Le figure di Licini durante l’esposizione evolvono, maturano, si astraggono. Il paesaggio già nella sesta stanza diventa simbolo. Intercorrono nelle pareti “Paesaggio su Fondo giallo” del 1944 e “Paesaggio su fondo grigio” sempre dello stesso anno. Esempi della denaturalizzazione del concetto di spazio, che diventa essenza e non più luogo. Ma è sul finire degli anni ’40 che nuove figure cominciano ad invadere le tele dell’artista. Preannunciate in “L’uomo di neve” (1952), Licini trova finalmente un’identità al suo personaggio e intitola i dipinti dedicati alla Luna: “Amalassunta”. Questa viene definita come: “L’amica di ogni cuore un poco stanco”. Contiene dentro di sé eros e malinconia. Una presenza che albeggia le tele e che forse appartiene anche alla vita privata del pittore. In accordo con la tradizione ostrogota, il nome “Amalassunta” richiama all’eros e alla vita ultraterrena.

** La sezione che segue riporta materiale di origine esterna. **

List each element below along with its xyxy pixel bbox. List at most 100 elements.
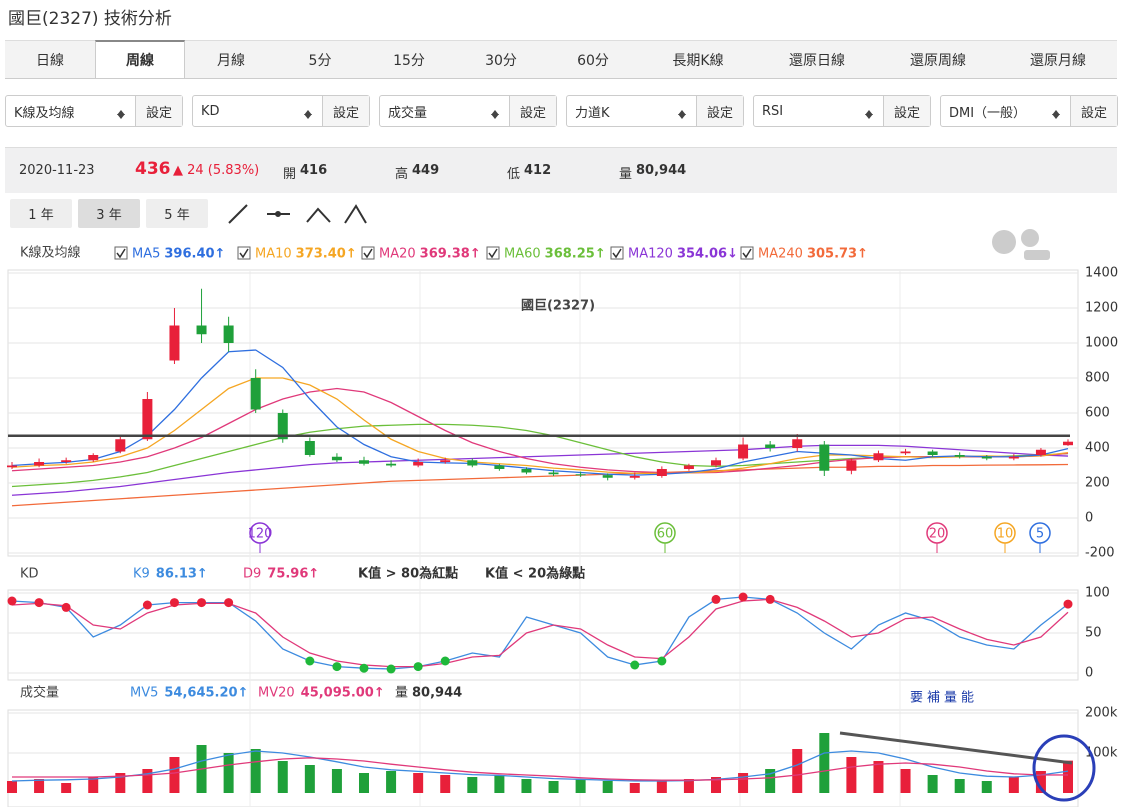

La reincarnazione del desiderio che prende forma. Essa domina uno scenario silenzioso, fatto di materia e sogno, sotto un accennato paesaggio collinare. Un amore malinconico e materno che si convertirà poi in forza e aggressività attraverso la figura degli angeli decaduti. Ribelli. Entità che si tingono di rosso acceso, di blu e giallo. Gli angeli appaiono come la trasposizione pittorica dell’estro dell’artista: errante, erotico, eretico. Inglobando i nuovi stili della pittura italiana ed europea, l’artista è infatti riuscito a rappresentare la passione andando oltre ai confini della realtà.
“Tutti gli angeli ribelli guardano a te
anima mia – a te -bella silenziosa
che da lontani astri scivolando
qui sei bene venuta
senza timore di umilianti
nuda come la rosa
nella capanna del mio perduto amore
per associar la tua sorte al mio destino”
(Osvaldo Licini)
Queste le parole che più riassumono e allo stesso tempo esplicitano lo stile del pittore e poeta. Un uomo costantemente in viaggio verso nuovi luoghi, entità, sogni. Se come amava sostenere: ” i segni esprimono la forza e i colori esprimono la magia”; allora l’esibizione veneziana è riuscita a cogliere sapientemente l’intento dell’artista. “Che un vento di follia totale mi sollevi” ricopre la produzione di Licini dagli anni 10 fino al 58, mettendo in evidenza un senso di coerenza e circolarità tra le ultime opere e le prime. Fino al 14 gennaio 2019 un’esplosione di vitalità permeerà le stanze del Guggenheim, portando alla luce uno degli estri più oscuri e inebrianti del ‘900.